The race for tenure was just one factor among many, they observed. Marriage and child-rearing, which tend to occur at roughly the same time as landing an assistant professorship, also correspond with low levels of exercise, said Rhodes and Kirk. Sharper decreases in physical activity were noted among those who were married and worked more than 70 hours per week; having children between 0 and 5 exacerbated the decline in physical activity. “New faculty who are married, are new parents, or who work overtime – be aware!” they wrote.
Rhodes added that the findings likely would be similar, if not even worse, for assistant professors in the US. The workload and the pressure of tenure are very similar between the two countries, as is the prevalence of exercise among the general population at that age. “The US has even more burden placed on its workers with the reduced maternity/paternity leave system compared with Canada,” Rhodes wrote in an email. “The results may be even more robust in the US (in terms of physical inactivity).”

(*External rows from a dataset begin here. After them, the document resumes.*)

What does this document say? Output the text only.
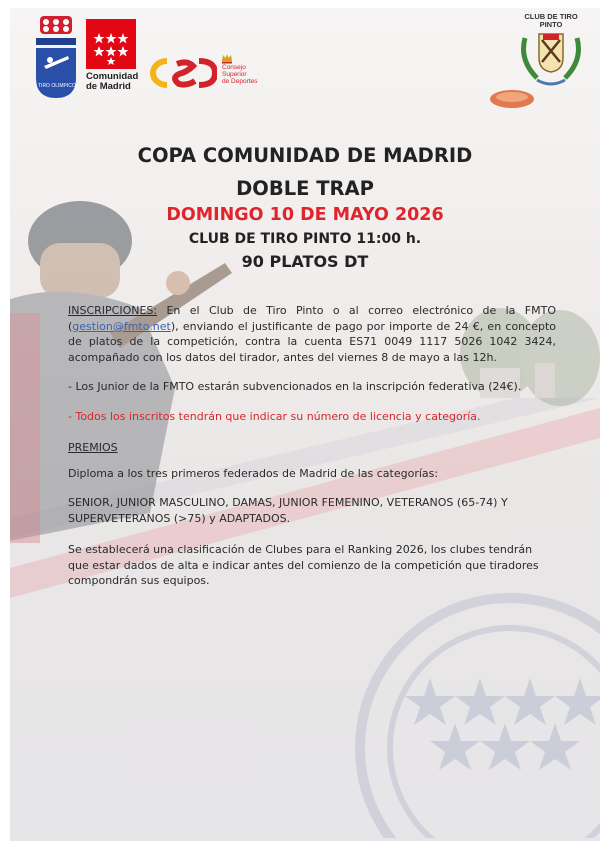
TIRO OLIMPICO
Comunidad
de Madrid
Consejo
Superior
de Deportes
CLUB DE TIRO
PINTO
COPA COMUNIDAD DE MADRID
DOBLE TRAP
DOMINGO 10 DE MAYO 2026
CLUB DE TIRO PINTO 11:00 h.
90 PLATOS DT

INSCRIPCIONES: En el Club de Tiro Pinto o al correo electrónico de la FMTO (gestion@fmto.net), enviando el justificante de pago por importe de 24 €, en concepto de platos de la competición, contra la cuenta ES71 0049 1117 5026 1042 3424, acompañado con los datos del tirador, antes del viernes 8 de mayo a las 12h.

- Los Junior de la FMTO estarán subvencionados en la inscripción federativa (24€).

- Todos los inscritos tendrán que indicar su número de licencia y categoría.

PREMIOS

Diploma a los tres primeros federados de Madrid de las categorías:

SENIOR, JUNIOR MASCULINO, DAMAS, JUNIOR FEMENINO, VETERANOS (65-74) Y SUPERVETERANOS (>75) y ADAPTADOS.

Se establecerá una clasificación de Clubes para el Ranking 2026, los clubes tendrán que estar dados de alta e indicar antes del comienzo de la competición que tiradores compondrán sus equipos.
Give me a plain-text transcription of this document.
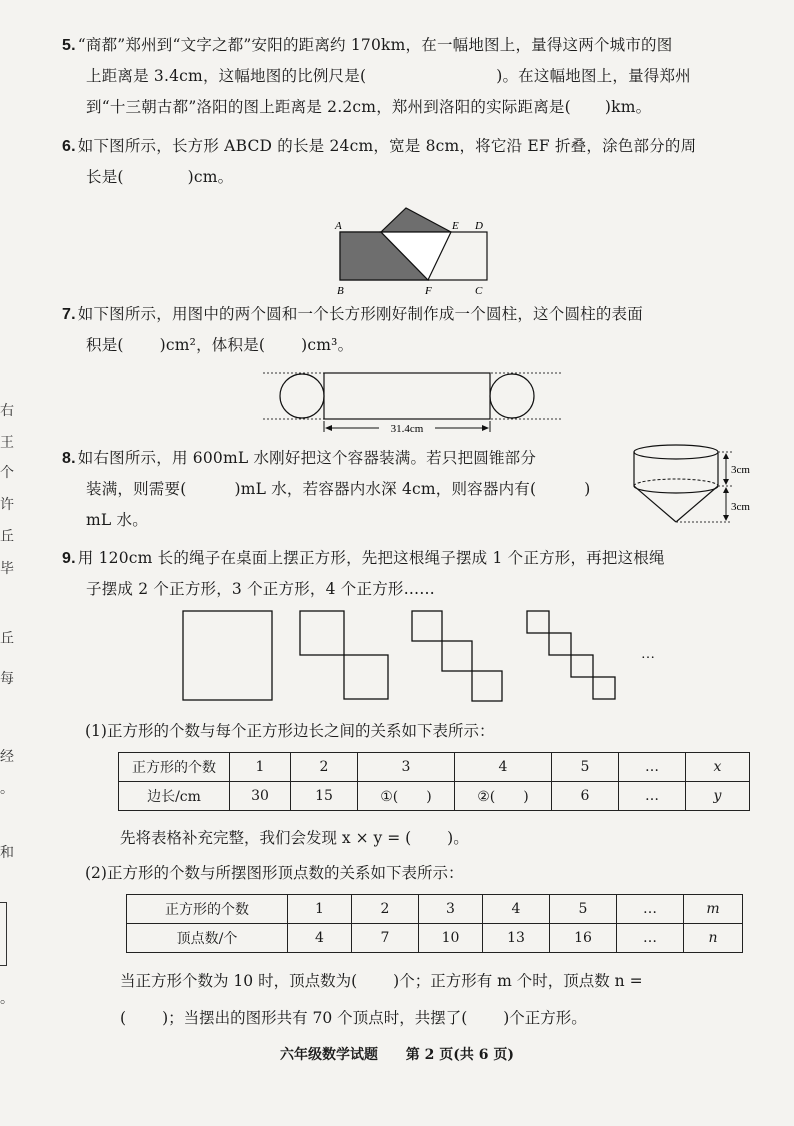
右
王
个
许
丘
毕
丘
每
经
。
和
。
5. “商都”郑州到“文字之都”安阳的距离约 170km，在一幅地图上，量得这两个城市的图
上距离是 3.4cm，这幅地图的比例尺是(	)。在这幅地图上，量得郑州
到“十三朝古都”洛阳的图上距离是 2.2cm，郑州到洛阳的实际距离是( )km。
6. 如下图所示，长方形 ABCD 的长是 24cm，宽是 8cm，将它沿 EF 折叠，涂色部分的周
长是(	)cm。
A
B	C
D
E
F
7. 如下图所示，用图中的两个圆和一个长方形刚好制作成一个圆柱，这个圆柱的表面
积是( )cm²，体积是( )cm³。
31.4cm
8. 如右图所示，用 600mL 水刚好把这个容器装满。若只把圆锥部分
装满，则需要(	)mL 水，若容器内水深 4cm，则容器内有(	)
mL 水。
3cm
3cm
9. 用 120cm 长的绳子在桌面上摆正方形，先把这根绳子摆成 1 个正方形，再把这根绳
子摆成 2 个正方形，3 个正方形，4 个正方形……
…
(1)正方形的个数与每个正方形边长之间的关系如下表所示：
正方形的个数	1	2	3	4	5	…	x
边长/cm	30	15	①(　　)	②(　　)	6	…	y
先将表格补充完整，我们会发现 x × y = ( )。
(2)正方形的个数与所摆图形顶点数的关系如下表所示：
正方形的个数	1	2	3	4	5	…	m
顶点数/个	4	7	10	13	16	…	n
当正方形个数为 10 时，顶点数为( )个；正方形有 m 个时，顶点数 n =
( )；当摆出的图形共有 70 个顶点时，共摆了( )个正方形。
六年级数学试题 第 2 页(共 6 页)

Although he was not aware of similar research ever being done on American professors, the findings were not at all surprising to Dale R. Wagner, associate professor of exercise physiology at Utah State University and president of the American Society of Exercise Physiologists. “Anecdotally and just from conversations with peers, I have observed the same pattern in university professors in the US, including myself,” he wrote in an email. “Even though, as an exercise physiologist, I am more aware of the importance of regular physical activity than most people, I still find myself falling into periods of inactivity during especially busy times during the academic year.”
The findings also resonated with Cathy A. Trower, research director of the Collaborative On Academic Careers in Higher Education at Harvard University, who has surveyed assistant professors.
“Many talk about stress, strained marital relations, weight gain and lack of sleep,” Trower wrote in an email. “Those we’ve interviewed also talk about not having time for much of anything that would bring piece of mind (mental health) such as church, meditation, yoga. The problem is that it’s difficult to shut off academic work, especially research; there’s just no such thing as a 9 to 5 (or even 8 to 6) academic post. It’s unrelenting.”